Clusters and networks can enhance the productivity, rate of innovation and competitive performance of firms and can also allow small firms to combine advantages of small-scale with several of the benefits of large scale.
Small and Medium Enterprises and Co-operative Development Minister Mrs Sithembiso Nyoni said the move would also make it easier for Government to deal with grouped SMEs rather than individual players. "SMEs have two major problems -- funding and lack of infrastructure -- that is why you find them conducting their business all over.
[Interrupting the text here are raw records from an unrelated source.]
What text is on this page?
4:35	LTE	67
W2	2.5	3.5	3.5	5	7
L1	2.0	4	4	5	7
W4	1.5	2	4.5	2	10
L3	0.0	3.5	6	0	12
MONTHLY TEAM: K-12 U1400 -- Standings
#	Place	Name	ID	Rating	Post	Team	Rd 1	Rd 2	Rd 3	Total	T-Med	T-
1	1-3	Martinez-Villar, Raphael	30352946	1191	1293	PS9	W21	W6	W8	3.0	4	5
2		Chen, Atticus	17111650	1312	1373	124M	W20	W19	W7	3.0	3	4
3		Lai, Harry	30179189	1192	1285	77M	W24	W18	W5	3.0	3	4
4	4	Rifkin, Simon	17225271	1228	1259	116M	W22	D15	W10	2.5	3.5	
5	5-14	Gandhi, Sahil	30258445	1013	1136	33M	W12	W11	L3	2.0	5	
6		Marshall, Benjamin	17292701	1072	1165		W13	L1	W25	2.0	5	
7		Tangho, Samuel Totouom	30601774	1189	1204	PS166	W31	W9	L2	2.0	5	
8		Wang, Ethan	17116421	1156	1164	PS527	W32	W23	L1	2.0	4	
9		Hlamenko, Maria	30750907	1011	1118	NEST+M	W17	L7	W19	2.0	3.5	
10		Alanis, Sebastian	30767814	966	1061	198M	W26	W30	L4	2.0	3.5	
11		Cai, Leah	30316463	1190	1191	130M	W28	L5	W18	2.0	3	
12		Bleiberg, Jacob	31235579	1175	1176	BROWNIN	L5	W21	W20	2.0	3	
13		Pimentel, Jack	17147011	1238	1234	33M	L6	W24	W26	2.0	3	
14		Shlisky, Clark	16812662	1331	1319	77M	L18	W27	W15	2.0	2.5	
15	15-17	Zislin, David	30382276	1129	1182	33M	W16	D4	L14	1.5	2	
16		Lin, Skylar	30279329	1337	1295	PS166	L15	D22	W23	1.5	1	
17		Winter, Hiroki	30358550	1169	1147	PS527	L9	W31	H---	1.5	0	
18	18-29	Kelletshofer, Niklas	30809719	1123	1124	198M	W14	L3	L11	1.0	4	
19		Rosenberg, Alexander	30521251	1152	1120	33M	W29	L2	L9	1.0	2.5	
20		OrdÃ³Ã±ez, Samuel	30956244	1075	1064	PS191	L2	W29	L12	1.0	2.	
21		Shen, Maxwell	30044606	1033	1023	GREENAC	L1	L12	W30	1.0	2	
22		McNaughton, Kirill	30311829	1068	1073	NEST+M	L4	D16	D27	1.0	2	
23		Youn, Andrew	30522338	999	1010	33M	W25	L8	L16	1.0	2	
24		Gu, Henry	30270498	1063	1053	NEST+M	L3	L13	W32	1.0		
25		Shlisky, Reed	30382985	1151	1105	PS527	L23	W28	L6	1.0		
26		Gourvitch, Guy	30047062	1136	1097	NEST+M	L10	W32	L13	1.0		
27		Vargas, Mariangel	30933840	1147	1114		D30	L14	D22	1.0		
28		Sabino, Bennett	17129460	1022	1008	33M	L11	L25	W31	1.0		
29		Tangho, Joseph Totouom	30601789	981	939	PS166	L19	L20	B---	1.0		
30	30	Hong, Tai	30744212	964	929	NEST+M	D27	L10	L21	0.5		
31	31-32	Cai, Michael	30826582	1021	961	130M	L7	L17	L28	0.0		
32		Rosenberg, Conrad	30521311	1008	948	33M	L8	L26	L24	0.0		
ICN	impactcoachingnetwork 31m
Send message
To deal with that we are going to cluster them," she said.
Minister Nyoni said the move would require setting up infrastructure to house SMEs with the required funding coming from the proposed SME bank.
"Plans to set up the bank are moving well and we also have an infrastructural policy that was approved by Cabinet last year that we will be implementing to improve the performance of SMEs," she said.
Meanwhile, Minister Nyoni said it was important to increase funding to SMEs since they have potential to drive the economy.
The SMEs sector employs 70 percent of Zimbabwe's population through an estimated three million projects and needs about US$50 million in the short term to revitalise operations. In India, the micro and small enterprises sector plays a pivotal role in the overall industrial economy of the country.
It is estimated that in terms of value, the sector accounts for about 39 percent of the manufacturing output and around 33 percent of the total exports of the country.